El juez presidente de la sala preguntó al archimandrita (dignidad eclesiástica inferior al obispo): “¿Leyó usted la carta y el folleto?”.

—No —respondió con vehemencia—. ¡Los rompí en pedazos y los tiré tan pronto como abrí el sobre!

—¿Cómo puede decir, entonces, que este hombre intentó convertirlo? —inquirió el juez.

A continuación, nuestro abogado citó varios ejemplos de profesores y otras personas que habían donado pilas de libros a las bibliotecas públicas. “¿Diría usted que estas personas estaban tratando de hacer prosélitos?”, preguntó.

Era obvio que dicha actividad no podía calificarse de proselitista. Di gracias a Jehová cuando escuché el veredicto: “Inocente”.

La muerte de mi hijo

Mi hijo George también fue objeto de constante hostigamiento, por lo general a instancias del clero ortodoxo. Su celo juvenil por la declaración de las buenas nuevas del Reino de Dios le valieron innumerables arrestos. Finalmente, sus enemigos resolvieron deshacerse de él y, al mismo tiempo, enviar a la familia un mensaje intimidante para que dejáramos de predicar.

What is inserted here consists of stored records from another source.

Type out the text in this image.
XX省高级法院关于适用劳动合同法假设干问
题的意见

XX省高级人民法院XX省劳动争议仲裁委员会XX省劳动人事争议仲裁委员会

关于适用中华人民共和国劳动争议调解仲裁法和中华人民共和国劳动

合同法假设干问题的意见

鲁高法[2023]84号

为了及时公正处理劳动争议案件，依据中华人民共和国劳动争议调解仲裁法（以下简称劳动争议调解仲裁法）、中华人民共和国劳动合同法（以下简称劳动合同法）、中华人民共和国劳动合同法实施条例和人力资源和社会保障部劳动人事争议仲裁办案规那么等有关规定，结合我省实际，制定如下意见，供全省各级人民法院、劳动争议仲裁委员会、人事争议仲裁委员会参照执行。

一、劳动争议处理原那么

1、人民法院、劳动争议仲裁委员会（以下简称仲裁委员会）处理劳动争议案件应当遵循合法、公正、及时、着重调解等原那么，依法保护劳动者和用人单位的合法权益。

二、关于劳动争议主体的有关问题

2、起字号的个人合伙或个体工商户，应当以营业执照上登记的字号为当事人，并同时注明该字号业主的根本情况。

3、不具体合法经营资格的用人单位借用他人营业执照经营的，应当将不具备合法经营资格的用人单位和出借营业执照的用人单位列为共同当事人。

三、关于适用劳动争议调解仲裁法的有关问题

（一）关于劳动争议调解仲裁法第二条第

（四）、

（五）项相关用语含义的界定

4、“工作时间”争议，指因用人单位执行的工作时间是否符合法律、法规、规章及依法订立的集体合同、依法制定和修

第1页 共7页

El policía que fue a informarnos de la muerte de nuestro hijo George dijo que el sacerdote ortodoxo y algunos líderes paramilitares de la ciudad habían conspirado para matarlo. Tales “accidentes” eran habituales en aquellos tiempos peligrosos. A pesar de la congoja que nos causó su muerte, nuestra determinación de seguir activos en la predicación y confiar totalmente en Jehová se fortaleció aún más.

Ayudamos a otros a confiar en Jehová

A mediados de los años sesenta, mi esposa, mis hijos y yo pasábamos los meses veraniegos en el pueblo costero de Skala Oropos, a unos 50 kilómetros de Atenas. Por aquel entonces no vivía allí ningún Testigo, así que testimoniábamos informalmente a los vecinos. Algunos labriegos respondieron favorablemente. Puesto que las jornadas en los campos eran muy largas, les dábamos los estudios bíblicos tarde por la noche, y algunos se hicieron Testigos.

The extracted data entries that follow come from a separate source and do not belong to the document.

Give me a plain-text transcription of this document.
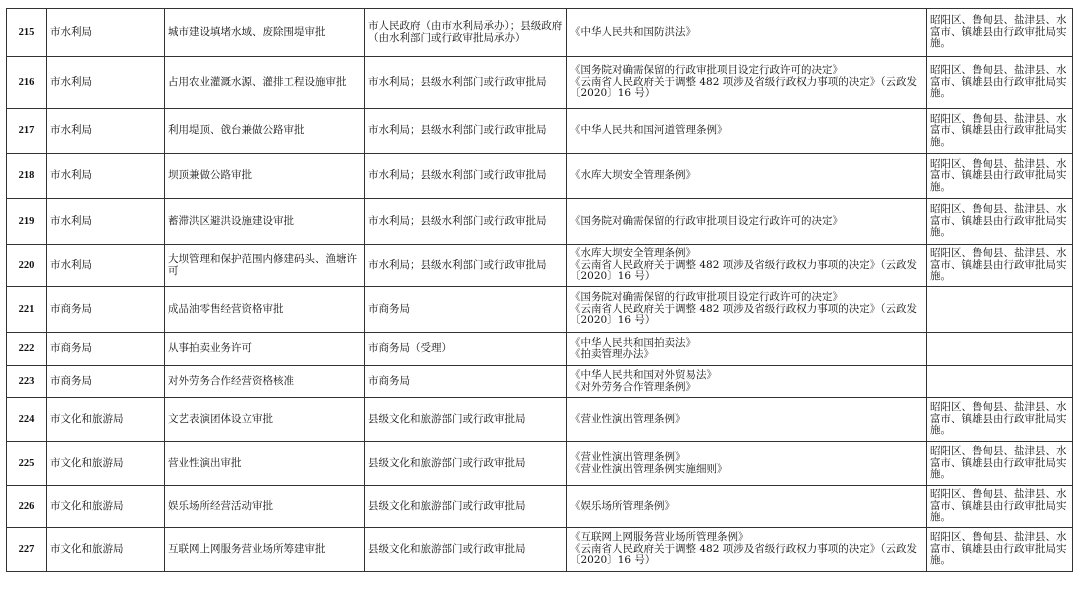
215	市水利局	城市建设填堵水域、废除围堤审批	市人民政府（由市水利局承办）；县级政府（由水利部门或行政审批局承办）	《中华人民共和国防洪法》	昭阳区、鲁甸县、盐津县、水富市、镇雄县由行政审批局实施。

216	市水利局	占用农业灌溉水源、灌排工程设施审批	市水利局；县级水利部门或行政审批局	《国务院对确需保留的行政审批项目设定行政许可的决定》
《云南省人民政府关于调整 482 项涉及省级行政权力事项的决定》（云政发〔2020〕16 号）	昭阳区、鲁甸县、盐津县、水富市、镇雄县由行政审批局实施。

217	市水利局	利用堤顶、戗台兼做公路审批	市水利局；县级水利部门或行政审批局	《中华人民共和国河道管理条例》	昭阳区、鲁甸县、盐津县、水富市、镇雄县由行政审批局实施。

218	市水利局	坝顶兼做公路审批	市水利局；县级水利部门或行政审批局	《水库大坝安全管理条例》	昭阳区、鲁甸县、盐津县、水富市、镇雄县由行政审批局实施。

219	市水利局	蓄滞洪区避洪设施建设审批	市水利局；县级水利部门或行政审批局	《国务院对确需保留的行政审批项目设定行政许可的决定》	昭阳区、鲁甸县、盐津县、水富市、镇雄县由行政审批局实施。

220	市水利局	大坝管理和保护范围内修建码头、渔塘许可	市水利局；县级水利部门或行政审批局	《水库大坝安全管理条例》
《云南省人民政府关于调整 482 项涉及省级行政权力事项的决定》（云政发〔2020〕16 号）	昭阳区、鲁甸县、盐津县、水富市、镇雄县由行政审批局实施。

221	市商务局	成品油零售经营资格审批	市商务局	《国务院对确需保留的行政审批项目设定行政许可的决定》
《云南省人民政府关于调整 482 项涉及省级行政权力事项的决定》（云政发〔2020〕16 号）	

222	市商务局	从事拍卖业务许可	市商务局（受理）	《中华人民共和国拍卖法》
《拍卖管理办法》	

223	市商务局	对外劳务合作经营资格核准	市商务局	《中华人民共和国对外贸易法》
《对外劳务合作管理条例》	

224	市文化和旅游局	文艺表演团体设立审批	县级文化和旅游部门或行政审批局	《营业性演出管理条例》	昭阳区、鲁甸县、盐津县、水富市、镇雄县由行政审批局实施。

225	市文化和旅游局	营业性演出审批	县级文化和旅游部门或行政审批局	《营业性演出管理条例》
《营业性演出管理条例实施细则》	昭阳区、鲁甸县、盐津县、水富市、镇雄县由行政审批局实施。

226	市文化和旅游局	娱乐场所经营活动审批	县级文化和旅游部门或行政审批局	《娱乐场所管理条例》	昭阳区、鲁甸县、盐津县、水富市、镇雄县由行政审批局实施。

227	市文化和旅游局	互联网上网服务营业场所筹建审批	县级文化和旅游部门或行政审批局	《互联网上网服务营业场所管理条例》
《云南省人民政府关于调整 482 项涉及省级行政权力事项的决定》（云政发〔2020〕16 号）	昭阳区、鲁甸县、盐津县、水富市、镇雄县由行政审批局实施。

Al ver la bendición de Jehová sobre nuestros esfuerzos, durante unos quince años viajamos a la aldea todas las semanas a fin de dar estudios bíblicos a las personas interesadas. Cerca de treinta personas que estudiaron con nosotros adelantaron hasta el bautismo. Al principio se formó un grupo de estudio, al que me asignaron para dirigir las reuniones. Posteriormente, el grupo se convirtió en una congregación, y hoy día más de un centenar de Testigos de la zona componen la congregación de Malakasa. Nos alegra ver que cuatro de nuestros estudiantes son ahora ministros de tiempo completo.

Un rico legado

A poco de haber dedicado mi vida a Jehová, mi esposa empezó a progresar espiritualmente y se bautizó. Durante el difícil período de persecución por el que pasamos, su fe permaneció fuerte, y su integridad, firme e inquebrantable. Nunca se quejó de las muchas penurias que sufrió a consecuencia de mis frecuentes encarcelamientos.

A lo largo de los años dirigimos numerosos estudios bíblicos, y ella ayudó eficazmente a muchas personas con su manera sencilla y entusiasta de presentar la verdad. En la actualidad lleva periódicamente las revistas La Atalaya y ¡Despertad! a docenas de personas.

Gracias, en buena parte, al apoyo de mi querida esposa, nuestros tres hijos vivos y sus familias, que incluyen seis nietos y cuatro bisnietos, están todos activos en el servicio de Jehová. Aunque no les ha tocado enfrentarse a la persecución y la enconada oposición que padecimos mi esposa y yo, han puesto toda su confianza en Jehová y siguen andando en los caminos de él. ¡Qué alegría sentirá toda la familia al reunirse con nuestro querido George cuando sea resucitado!

Resuelto a confiar en Jehová

Durante todos estos años he visto la actuación del espíritu de Jehová sobre su pueblo. Su organización, dirigida por espíritu santo, me ha ayudado a ver que es inútil cifrar nuestra confianza en los esfuerzos del hombre, cuyas promesas de un futuro mejor no son dignas de confianza; no son más que un embuste. (Salmo 146:3, 4.)

Pese a la vejez y los quebrantos de salud, mantengo la vista enfocada en la realidad de la esperanza del Reino. Lamento los años que dediqué a la religión falsa y a tratar de mejorar la situación por medios políticos. Si tuviera que vivir de nuevo, sin falta volvería a servir a Jehová, el Dios digno de confianza.

(Kimon Progakis falleció recientemente. Tenía la esperanza terrenal.)